La danse de Svetlana Zakharova
Quels sont vos souvenirs des premières années de cours de danse et qu'est-ce qui vous attirait le plus dans cet art ?
Je me souviens que les premières années de danse étaient très douloureuses car mon corps d'enfant devait subir des modifications à cause des exercices imposés par la technique classique. C'était très fatiguant. Mais j'étais toujours charmée par la vision d'un ballet, et malgré toutes les difficultés j'attendais mes cours avec passion.
Quel était la nature de votre rapport professionnel avec Olga Moiseeva ?
D'abord, elle a affiné mon goût mais surtout, elle m'a enseigné à trouver un équilibre pour ce qui concerne mon rapport personnel avec la danse. Nous avons travaillé aussi sur le style : ce type de travail était important, une fois terminés les cours à l'école de danse. Elle a été mon premier professeur après les années d'études, avec elle j'ai commencé ma carrière et elle m'a donné des conseils importants. Elle s'est révélé un excellent guide même s'il appartient au danseur de développer et de créer son style personnel.
Comment s'est passé votre passage au théâtre Bolchoï et quelles différences y avez-vous trouvé par rapport au Kirov ?
J'ai reçu une bonne proposition de contrat et j'ai décidé de commencer à travailler au Bolchoï. Ce fut un choix très difficile, mais pour un danseur il est captivant changer de compagnie et de théâtre. C'est une expérience enrichissante pour sa carrière. Aujourd'hui je ne regrette pas ce changement.
Les styles des deux compagnies étaient-ils très différents ?
Certainement, chaque compagnie a son propre style mais probablement moi aussi j'ai le mien, qui évolue au fil des jours. Le style d'une compagnie ne m'a jamais influencé beaucoup.
Comment la danse a-t-elle évolué en Russie par rapport à l'époque où vous avez commencé à danser ?
Aujourd'hui tout l'art en général est l'objet d'une grande attention en Russie et la danse y occupe une place importante. Beaucoup de nouveaux danseurs de bonne qualité ont émergés. Les spectateurs sont toujours heureux de voir un spectacle de danse ; quand je pars en tournée, le public est toujours très chaleureux.

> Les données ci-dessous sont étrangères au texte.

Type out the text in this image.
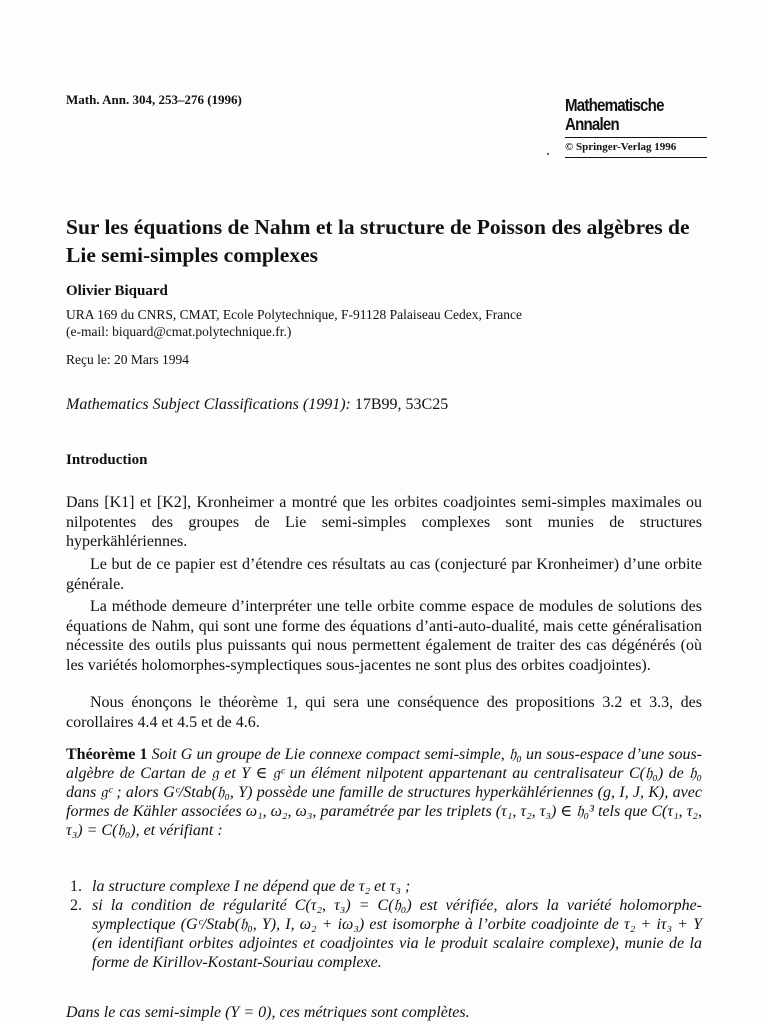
Math. Ann. 304, 253–276 (1996)	Mathematische
Annalen
© Springer-Verlag 1996
Sur les équations de Nahm et la structure de Poisson des algèbres de Lie semi-simples complexes
Olivier Biquard
URA 169 du CNRS, CMAT, Ecole Polytechnique, F-91128 Palaiseau Cedex, France
(e-mail: biquard@cmat.polytechnique.fr.)
Reçu le: 20 Mars 1994
Mathematics Subject Classifications (1991): 17B99, 53C25
Introduction
Dans [K1] et [K2], Kronheimer a montré que les orbites coadjointes semi-simples maximales ou nilpotentes des groupes de Lie semi-simples complexes sont munies de structures hyperkählériennes.
Le but de ce papier est d’étendre ces résultats au cas (conjecturé par Kronheimer) d’une orbite générale.
La méthode demeure d’interpréter une telle orbite comme espace de modules de solutions des équations de Nahm, qui sont une forme des équations d’anti-auto-dualité, mais cette généralisation nécessite des outils plus puissants qui nous permettent également de traiter des cas dégénérés (où les variétés holomorphes-symplectiques sous-jacentes ne sont plus des orbites coadjointes).
Nous énonçons le théorème 1, qui sera une conséquence des propositions 3.2 et 3.3, des corollaires 4.4 et 4.5 et de 4.6.
Théorème 1 Soit G un groupe de Lie connexe compact semi-simple, 𝔥₀ un sous-espace d’une sous-algèbre de Cartan de 𝔤 et Y ∈ 𝔤ᶜ un élément nilpotent appartenant au centralisateur C(𝔥₀) de 𝔥₀ dans 𝔤ᶜ ; alors Gᶜ/Stab(𝔥₀, Y) possède une famille de structures hyperkählériennes (g, I, J, K), avec formes de Kähler associées ω₁, ω₂, ω₃, paramétrée par les triplets (τ₁, τ₂, τ₃) ∈ 𝔥₀³ tels que C(τ₁, τ₂, τ₃) = C(𝔥₀), et vérifiant :
1. la structure complexe I ne dépend que de τ₂ et τ₃ ;
2. si la condition de régularité C(τ₂, τ₃) = C(𝔥₀) est vérifiée, alors la variété holomorphe-symplectique (Gᶜ/Stab(𝔥₀, Y), I, ω₂ + iω₃) est isomorphe à l’orbite coadjointe de τ₂ + iτ₃ + Y (en identifiant orbites adjointes et coadjointes via le produit scalaire complexe), munie de la forme de Kirillov-Kostant-Souriau complexe.
Dans le cas semi-simple (Y = 0), ces métriques sont complètes.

Y a-t-il des partenaires que vous préférez ?
Il y en a quelques-uns que je préfère, mais je ne trouve pas juste de citer des noms.
Pourtant, j'aimerais vous parler de Roberto Bolle avec qui vous dansez souvent. Qu'appréciez-vous le plus chez lui ?
Il est généreux, chaleureux et ouvert. J'aime beaucoup danser avec lui. C'est un grand professionnel et un partenaire exceptionnel qui te donne beaucoup de sécurité sur la scène.
Y a-t-il des ballets que vous n'avez pas dansés et que vous aimeriez danser ?
Je n'aime pas trop cette question. C'est difficile de dire ce qu'on aime danser. J'essaie d'aimer tout ce que je danse même si au début je rencontre des difficultés. Mais même en ce cas, je travaille sur la signification du ballet, en cherchant à attribuer un sens à chaque mouvement. En tous cas, je n'arriverais pas à bien danser quelque chose que je n'aime pas.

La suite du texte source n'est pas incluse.